Cuando llamó a su casa tenía recado de su
amigo Patricio Mancilla. Necesitaba hablar con él
urgentemente, y había dejado un número de
teléfono.
–No importa –dijo Martín–, después lo llamo,
ignóralo, nada importante. Y se apresuró a hacer
parar un taxi.
Pato era su amigo, pero aún así se resistía a ser
arrastrado a ese escenario de drogas e intrigas que
nada tenía que ver con él, en absoluto. Sabía o
suponía porqué lo llamaba, pero no estaba con
ánimo para repetir experiencias de ese tipo. La
noche anterior había sido más que suficiente.
Cerró los ojos y no se dio por enterado del
mensaje.
73
–A Pedro de Valdivia con Providencia –le
ordenó al taxista.
Mientras comían pensó en decirle a Marilú lo
que pasaba. Lo dudó, pero finalmente terminó
contándole con lujo de detalles lo que a ella le
pareció insólito y peligroso. No entendía cómo
podía haberse mezclado con esa clase de gente. A
no ser que Martín fuera también uno de ellos,
porque de nuevo pensó en que no sabía casi nada
de su persona. Quién podría creerle tamaña
historia sin pensar que no estaba también
comprometido. Pero como había tomado unas
cuantas copas de más, se sintió valiente y
suficientemente intrigada.
–Por qué entonces no llamas de una vez y te
enteras de lo que pasa –le dijo.
–Acaso estás loca, podría meterme quizás en
que lío.
–Pero, si sólo se trata de una llamada
telefónica.
–También es cierto.
Desde un teléfono público en pleno
Providencia marcó el número dejado por su
amigo y le respondió una voz femenina que le
pareció ser la de la Piti, pidiéndole que esperara
un momento.
–¡Aló! –escuchó después la voz de su amigo al
otro lado del auricular–. Martín, ¿eres tú?

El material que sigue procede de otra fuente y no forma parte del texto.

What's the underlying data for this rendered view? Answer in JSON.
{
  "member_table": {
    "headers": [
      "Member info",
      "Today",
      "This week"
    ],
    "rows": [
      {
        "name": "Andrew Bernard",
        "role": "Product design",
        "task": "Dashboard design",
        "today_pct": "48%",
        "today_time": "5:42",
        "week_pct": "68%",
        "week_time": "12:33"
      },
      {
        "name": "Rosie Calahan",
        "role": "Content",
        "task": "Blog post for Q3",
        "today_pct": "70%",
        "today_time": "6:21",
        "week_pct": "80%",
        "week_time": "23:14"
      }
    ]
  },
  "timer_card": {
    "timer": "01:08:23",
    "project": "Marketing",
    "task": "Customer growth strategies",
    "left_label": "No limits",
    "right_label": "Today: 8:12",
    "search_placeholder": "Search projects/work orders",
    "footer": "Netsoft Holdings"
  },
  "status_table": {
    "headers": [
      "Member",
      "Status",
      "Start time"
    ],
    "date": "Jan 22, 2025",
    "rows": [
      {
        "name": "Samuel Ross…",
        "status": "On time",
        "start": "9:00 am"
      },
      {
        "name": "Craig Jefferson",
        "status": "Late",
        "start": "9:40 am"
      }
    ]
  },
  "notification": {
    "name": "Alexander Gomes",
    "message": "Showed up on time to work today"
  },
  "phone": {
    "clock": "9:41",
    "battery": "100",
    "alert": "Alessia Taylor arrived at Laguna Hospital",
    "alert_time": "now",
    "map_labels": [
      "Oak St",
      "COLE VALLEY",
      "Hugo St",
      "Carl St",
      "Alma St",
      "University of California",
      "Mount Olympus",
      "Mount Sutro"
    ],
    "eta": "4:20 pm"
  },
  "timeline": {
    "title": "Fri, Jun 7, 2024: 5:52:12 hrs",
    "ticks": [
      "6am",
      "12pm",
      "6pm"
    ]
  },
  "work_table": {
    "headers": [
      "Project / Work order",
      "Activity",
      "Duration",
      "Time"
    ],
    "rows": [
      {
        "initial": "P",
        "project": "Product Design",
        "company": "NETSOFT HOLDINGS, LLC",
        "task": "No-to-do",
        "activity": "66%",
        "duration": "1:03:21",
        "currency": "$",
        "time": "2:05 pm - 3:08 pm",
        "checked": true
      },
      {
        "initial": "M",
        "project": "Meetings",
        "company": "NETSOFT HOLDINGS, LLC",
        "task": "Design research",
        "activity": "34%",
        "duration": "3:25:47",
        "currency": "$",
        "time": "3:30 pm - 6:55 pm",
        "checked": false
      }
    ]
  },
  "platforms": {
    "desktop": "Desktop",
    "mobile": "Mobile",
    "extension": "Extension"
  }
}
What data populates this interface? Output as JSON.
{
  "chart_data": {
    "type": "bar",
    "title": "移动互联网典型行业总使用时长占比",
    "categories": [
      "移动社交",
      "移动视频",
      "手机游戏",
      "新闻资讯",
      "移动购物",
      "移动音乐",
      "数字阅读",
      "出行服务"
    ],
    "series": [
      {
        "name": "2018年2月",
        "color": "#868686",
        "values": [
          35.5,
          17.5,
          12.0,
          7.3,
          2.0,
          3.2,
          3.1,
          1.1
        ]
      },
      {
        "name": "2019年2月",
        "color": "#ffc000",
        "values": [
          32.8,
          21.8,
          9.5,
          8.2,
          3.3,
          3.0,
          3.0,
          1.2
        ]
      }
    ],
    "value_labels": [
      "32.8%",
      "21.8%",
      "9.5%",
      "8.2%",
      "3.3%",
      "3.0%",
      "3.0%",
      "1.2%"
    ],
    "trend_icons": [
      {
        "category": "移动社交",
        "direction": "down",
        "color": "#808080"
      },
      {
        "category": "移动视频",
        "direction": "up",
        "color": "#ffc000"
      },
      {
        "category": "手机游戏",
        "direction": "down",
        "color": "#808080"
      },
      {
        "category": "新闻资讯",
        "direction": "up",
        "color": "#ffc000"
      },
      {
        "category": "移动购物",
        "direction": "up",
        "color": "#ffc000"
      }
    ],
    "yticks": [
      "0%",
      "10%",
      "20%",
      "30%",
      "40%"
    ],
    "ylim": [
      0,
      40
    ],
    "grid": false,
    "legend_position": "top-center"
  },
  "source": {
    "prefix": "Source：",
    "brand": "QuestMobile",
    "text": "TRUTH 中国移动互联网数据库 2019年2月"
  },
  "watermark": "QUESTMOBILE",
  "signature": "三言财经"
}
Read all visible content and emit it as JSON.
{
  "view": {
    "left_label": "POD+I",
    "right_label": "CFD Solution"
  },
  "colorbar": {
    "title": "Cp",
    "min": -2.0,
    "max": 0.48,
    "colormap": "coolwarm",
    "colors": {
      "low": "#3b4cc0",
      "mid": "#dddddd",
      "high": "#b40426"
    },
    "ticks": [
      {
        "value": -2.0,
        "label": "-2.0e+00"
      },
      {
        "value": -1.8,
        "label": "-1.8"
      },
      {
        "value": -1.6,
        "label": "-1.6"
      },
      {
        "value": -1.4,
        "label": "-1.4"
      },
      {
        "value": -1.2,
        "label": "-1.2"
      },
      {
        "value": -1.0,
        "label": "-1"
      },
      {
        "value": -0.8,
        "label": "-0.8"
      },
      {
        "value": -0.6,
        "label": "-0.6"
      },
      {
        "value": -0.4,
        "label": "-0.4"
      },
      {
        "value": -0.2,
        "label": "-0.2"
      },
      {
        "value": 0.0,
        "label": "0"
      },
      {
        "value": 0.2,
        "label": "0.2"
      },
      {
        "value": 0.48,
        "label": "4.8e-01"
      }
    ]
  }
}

Pero Martín cortó la comunicación y se quedó
mirando con la vista fija hacia el piso, mientras
Marilú –que estaba detrás– lo abrazaba apoyando
la cabeza en su espalda.
74
Algo lo detuvo, una intuición que le avisaba de
posibles conflictos. Algo que le decía que era
mejor no tener ningún contacto con cosas como
esas, y que debía alejarse de ello como se alejaría
del sida o de cualquier otra enfermedad
contagiosa. Daba lo mismo que pareciera un acto
sin importancia y sin peligro. Una llamada de
teléfono puede desencadenar toda una tragedia.
–Mejor posponer ese llamado –dijo, sin
despabilarse todavía, y luego caminaron en
silencio de la mano por Pedro de Valdivia hacia
la costanera.
75
Capítulo quince
El río Mapocho bajaba de la cordillera
alborotado arrastrando su caudal de aguas sucias,
y ambos se sentaron a contemplarlo iluminado
por la luna llena. Otra vez sintió esa emoción de
estar junto a lo suyo y abrazó a Marilú, quien le
puso la mano en su muslo.
Decidieron ir más a la orilla y avanzaron para
sentarse en el suelo, desde donde ya no se
divisaba ni la calle ni los autos. El paisaje era
nocturno y agreste, a pesar de estar en medio de
la ciudad. Se quedaron en silencio.
Había rechazado a tantos hombres que
comieron como frágiles pollitos de su mano y
ahora estaba allí exponiéndose al peligro de la
noche santiaguina al lado de quien
inevitablemente le atraía y agitaba sus hormonas.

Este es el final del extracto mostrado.